Türkiye’nin AB üyeliğine ilgisinin azalmasıyla son birkaç yılda Kıbrıs konusunda bir ilerleme kaydedilemediğini anlatan Joost Lagendijk, “Avrupa Birliği açısından ise, altı büyük üye ülke; Almanya, Fransa, Birleşik Krallık, İtalya, İspanya ve Polonya Kıbrıs’a ‘siz de ciddi olun, mevcut durum bizim işimize gelmez’ derse bence o zaman hareketlenme olur” dedi.
AB’nin çözüm planının referanduma sunulduğu 2004 yılında Kıbrıslı Türklere verdiği sözleri tutmamasının büyük bir hata olduğunu ifade eden Lagendijk, ancak bunun Kıbrıslı Türkler üzerindeki yaptırımların kaldırılması yönünde verilecek mücadele için iyi bir başlangıç noktası olmadığını savundu. Lagendijk, “Bence yeni politikaların belirlenmesinde iyi bir başlangıç noktası değil. Geçmişte haklı olabilirsiniz ama önemli olan geleceği görebilmektir” dedi.
Tarihin detaylarına girerek karşılıklı suçlamaların bir getirisi olmayacağını söyleyen Lagendijk, sorunu çözmek için iyi politikalara ihtiyaç duyulduğunu söyledi.
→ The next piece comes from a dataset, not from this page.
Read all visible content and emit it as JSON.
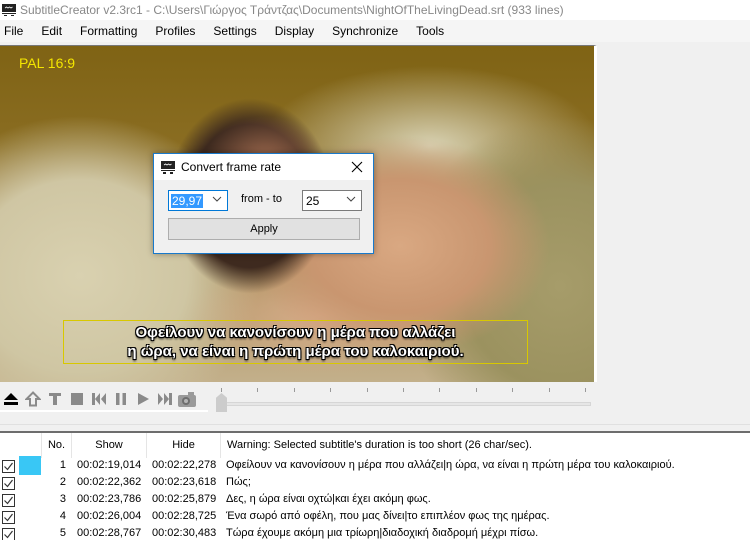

Kıbrıslı Türklere uygulanan izolasyonlar hakkında erken bir zamanda bir şeyler yapılması gerektiğini ancak 2014’te önce bir şeyler olmasını beklemediğini kaydeden Lagendijk, özellikle Kıbrıslı Rumların Kıbrıs konusu ile ilgili düşüncelerini değiştirme konusunda “Avrupa Birliğinden çok fazla medet umulmaması” gerektiğini söyledi.